Section 21-2-218 must be read in light of 21-2-224, the Georgia officials stressed, and that latter provision, according to the Secretary of State’s Office, requires a clerk to allow electors named on the voter list to deposit their votes in the ballot box. However, Section 21-2-224 on which the Secretary of State’s Office relies, only requires electors be allowed “to deposit their ballots according to the law,” and it is difficult to fathom how that provision could alter the clear mandate of Section 21-2-218 for voters to vote in their county of residence.

It is not for the Secretary of State’s Office to say whether such votes constitute illegal votes, the lawyer stressed, noting in the office’s view that is a question for a Georgia court. The Secretary of State’s Office acknowledged, however, that a court could declare an election void if a candidate established that voters representing the total margin of victory had not been legal voters, although adding that Georgia courts have said that being on a National Change of Address list is not in itself enough to challenge a voter.

On the specifics of the investigation, the Secretary of State’s Office would only say that of the 10,300 voters Davis had identified who later updated their voter registrations, 86 percent identified as having moved counties but then voting in the prior county in person, with only 14 percent casting an absentee ballot. Of those who voted by absentee ballot, about 360 had the absentee ballot sent to their prior address.

Is the State ‘Investigation’ Serious?

Watson, however, would not say what further steps the office was taking to investigate. She also refused to state whether the office would send questionnaires to the more than 10,300 individuals who later updated their voting registration, as the Secretary of State’s Office had done for in its investigation of individuals who moved out of state prior to the November 2020 general election. But following completion of the investigation, the Secretary of State’s Office will present its findings to the state election board, which will determine the appropriate remedy and next steps, including whether prosecution is warranted.
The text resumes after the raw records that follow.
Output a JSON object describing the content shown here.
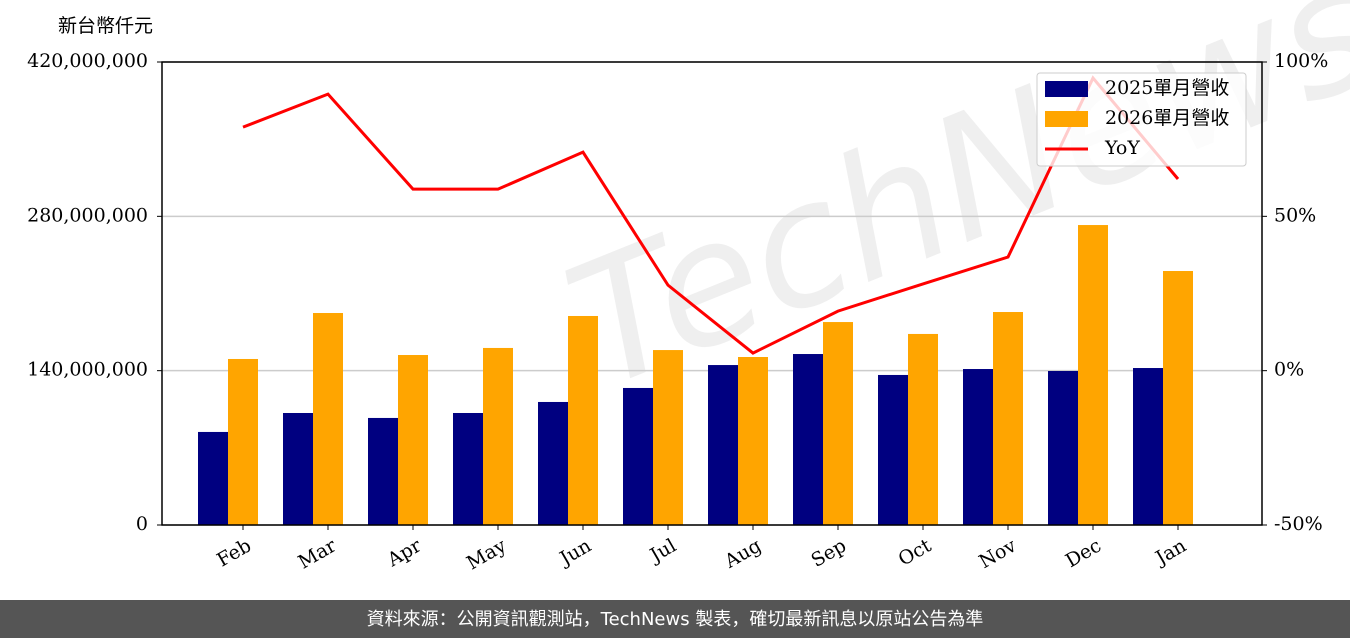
{
  "chart_data": {
    "type": "bar",
    "ylabel": "新台幣仟元",
    "watermark": "TechNews",
    "footer": "資料來源：公開資訊觀測站，TechNews 製表，確切最新訊息以原站公告為準",
    "categories": [
      "Feb",
      "Mar",
      "Apr",
      "May",
      "Jun",
      "Jul",
      "Aug",
      "Sep",
      "Oct",
      "Nov",
      "Dec",
      "Jan"
    ],
    "series": [
      {
        "name": "2025單月營收",
        "color": "#000080",
        "values": [
          84400000,
          101600000,
          97100000,
          101600000,
          111600000,
          124300000,
          145100000,
          155100000,
          136100000,
          141500000,
          139700000,
          142400000
        ]
      },
      {
        "name": "2026單月營收",
        "color": "#ffa500",
        "values": [
          150600000,
          192300000,
          154200000,
          160600000,
          189600000,
          158700000,
          152400000,
          184100000,
          173300000,
          193200000,
          272100000,
          230400000
        ]
      },
      {
        "name": "YoY",
        "type": "line",
        "axis": "y2",
        "color": "#ff0000",
        "values": [
          78.9,
          89.6,
          58.8,
          58.8,
          70.8,
          27.7,
          5.7,
          19.3,
          28.1,
          36.8,
          94.8,
          62.1
        ]
      }
    ],
    "ylim": [
      0,
      420000000
    ],
    "yticks": [
      0,
      {
        "value": 140000000,
        "label": "140,000,000"
      },
      {
        "value": 280000000,
        "label": "280,000,000"
      },
      {
        "value": 420000000,
        "label": "420,000,000"
      }
    ],
    "y2lim": [
      -50,
      100
    ],
    "y2ticks": [
      {
        "value": -50,
        "label": "-50%"
      },
      {
        "value": 0,
        "label": "0%"
      },
      {
        "value": 50,
        "label": "50%"
      },
      {
        "value": 100,
        "label": "100%"
      }
    ],
    "grid": true,
    "legend": "upper right"
  }
}
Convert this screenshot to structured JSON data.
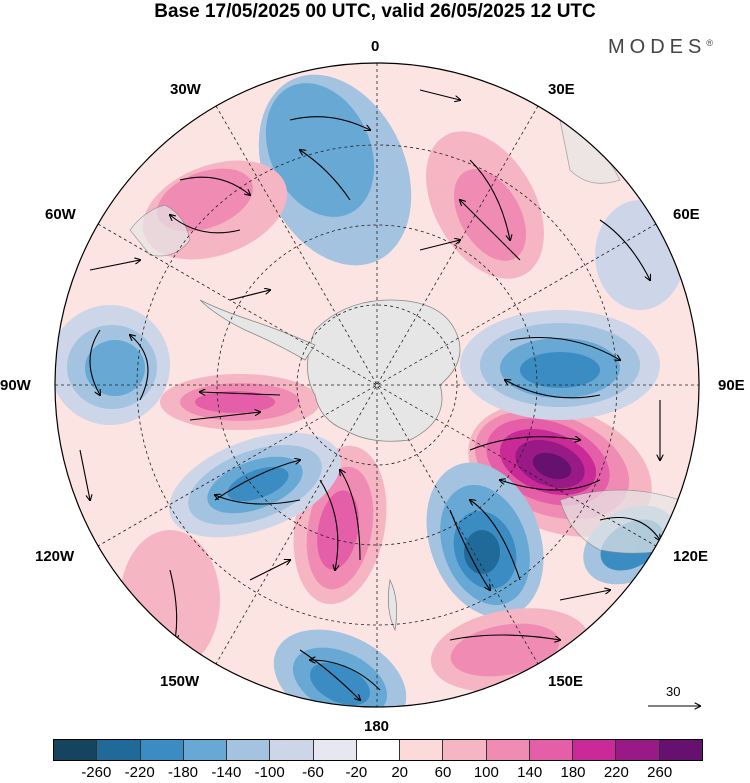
{
  "title": "Base 17/05/2025 00 UTC, valid 26/05/2025 12 UTC",
  "brand": {
    "name": "MODES",
    "mark": "®"
  },
  "map": {
    "projection": "south-polar-stereographic",
    "longitude_labels": {
      "top": "0",
      "bottom": "180",
      "left": "90W",
      "right": "90E",
      "upper_left_1": "30W",
      "upper_left_2": "60W",
      "upper_right_1": "30E",
      "upper_right_2": "60E",
      "lower_left_1": "120W",
      "lower_left_2": "150W",
      "lower_right_1": "120E",
      "lower_right_2": "150E"
    },
    "field": "anomaly (shaded) with wind vectors",
    "reference_vector": {
      "label": "30"
    }
  },
  "colorbar": {
    "colors": [
      "#15445f",
      "#1f6a99",
      "#3b8cc2",
      "#67a9d4",
      "#a3c3e0",
      "#cdd5e8",
      "#e7e7f2",
      "#ffffff",
      "#fbdad9",
      "#f6b5c2",
      "#f08cb4",
      "#e45ea8",
      "#c92a97",
      "#991a86",
      "#661070"
    ],
    "ticks": [
      "-260",
      "-220",
      "-180",
      "-140",
      "-100",
      "-60",
      "-20",
      "20",
      "60",
      "100",
      "140",
      "180",
      "220",
      "260"
    ]
  }
}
The Secretary of State’s Office also refused to answer whether it had undertaken any investigation into the validity of these votes prior to certifying the election results, telling The Federalist that is not the right question and stressing that the Secretary of State’s Office focuses on rooting out fraud and that its role is not to contest elections.

However, two of President Trump’s attorneys in the Georgia election lawsuit told The Federalist that both before and after the election contest was filed, the Secretary of State’s Office refused all efforts to address this and other illegal categories of voting identified by the president’s legal team and hindered their attempts to contest the election and resolve serious concerns regarding illegal votes cast and counted on November 3, 2020.

Cleta Mitchell, now a senior legal fellow for election integrity at Conservative Partnership Institute, helped lead the Georgia challenge. She told me “the Georgia secretary of state completely stonewalled every allegation of illegal votes.” “He just kept saying, ‘We have information that disputes these claims,’” Mitchell added, referring to the Secretary of State’s Office, “but he never made that information available.”

The Secretary of State’s Office, however, maintained that the information Trump’s legal team sought was confidential voter information which they were prohibited by law from sharing. In response to Trump’s request to sit down and review the data, the Secretary of State’s Office said it would not sit down with the legal team to show why their data was wrong while the lawsuit was ongoing. Hilbert told me the “Secretary of State’s office stated repeatedly that ‘their data’ (super-secret data) is correct, and the president’s data is incorrect (without showing why or how — and never producing any data comparison).”

“Of course, that conclusion is now proving to be false as new data is vindicating what was alleged,” Hilbert told The Federalist, in reference to Davis’s May 2021 analysis confirming more than 10,300 of the voters updated their voter registrations indicating their move was permanent.